Saxophonist Mindi Abair has taken a temporary break from her usual "smooth jazz" regimen to explore the golden age of R&B on her new CD, In Hi-Fi Stereo. The album is funkier and more soulful than anything Mindi has ever recorded.
Remember spinning records on an old hi-fi stereo and watching the needle sway back and forth in the grooves of the vinyl? Or, reading the liner notes printed on the back of album jackets while drum beats vibrated through the speaker's wiry mesh covers. Those long ago but not forgotten moments were the inspiration for Mindi Abair's quest to capture the glory days of funk and soul.

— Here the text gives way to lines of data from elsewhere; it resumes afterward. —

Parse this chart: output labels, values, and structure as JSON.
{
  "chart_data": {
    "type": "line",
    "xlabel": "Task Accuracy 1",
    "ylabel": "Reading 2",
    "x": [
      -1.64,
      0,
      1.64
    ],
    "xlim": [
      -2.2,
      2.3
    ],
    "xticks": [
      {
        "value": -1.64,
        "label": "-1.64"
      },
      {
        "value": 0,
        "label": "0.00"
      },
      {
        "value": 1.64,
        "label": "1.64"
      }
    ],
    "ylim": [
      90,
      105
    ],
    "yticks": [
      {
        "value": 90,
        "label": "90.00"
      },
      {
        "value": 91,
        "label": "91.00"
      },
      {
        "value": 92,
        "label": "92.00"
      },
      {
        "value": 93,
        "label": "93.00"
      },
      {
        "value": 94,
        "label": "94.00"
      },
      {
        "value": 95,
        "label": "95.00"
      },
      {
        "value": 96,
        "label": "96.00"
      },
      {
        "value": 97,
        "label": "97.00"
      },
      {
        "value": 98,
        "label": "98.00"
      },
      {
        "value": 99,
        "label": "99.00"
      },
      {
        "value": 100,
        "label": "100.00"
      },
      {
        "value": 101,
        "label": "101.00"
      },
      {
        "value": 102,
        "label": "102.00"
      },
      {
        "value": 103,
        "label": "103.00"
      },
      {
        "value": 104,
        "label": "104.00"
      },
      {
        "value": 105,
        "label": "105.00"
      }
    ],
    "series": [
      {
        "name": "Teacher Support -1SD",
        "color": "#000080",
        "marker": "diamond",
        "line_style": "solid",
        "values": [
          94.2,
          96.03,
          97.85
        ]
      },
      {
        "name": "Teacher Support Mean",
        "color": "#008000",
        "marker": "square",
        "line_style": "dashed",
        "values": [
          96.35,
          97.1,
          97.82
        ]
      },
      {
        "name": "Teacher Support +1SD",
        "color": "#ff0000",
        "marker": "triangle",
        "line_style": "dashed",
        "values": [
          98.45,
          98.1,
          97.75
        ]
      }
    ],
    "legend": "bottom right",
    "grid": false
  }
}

Born in St. Petersburg, Florida, Mindi inherited her musical skills from her father, a saxophonist and keyboard player in a '70s R&B band. "Between watching my father onstage and spending time with my grandmother who was an opera singer, music was always around me," she says.
Mindi first learned to play piano at age five, but switched to alto sax a few years later. Mindi's success in her high school marching band led to more serious training at the Berklee College of Music in Boston, where she earned a degree in woodwind performance.
Mindi relocated to Southern California and became a fixture on tours with Duran Duran, The Backstreet Boys and Mandy Moore. Her move into jazz came in 2003 with her first major label solo release, "It Just Happens That Way."
For In Hi-Fi Stereo, Mindi admits that listening to the music of soul icons James Brown, Al Green, Junior Walker, and Archie Bell and The Drells gave her the idea to add funk and soul to her signature pop-jazz style. The outcome, she says, "is a fun, feel-good record inspired by some of those great sounds and grooves from that period."
Mindi composed all but two of the songs on the album, including a tune she describes as "a mix of old Motown and classic Ramsey Lewis", "All Star."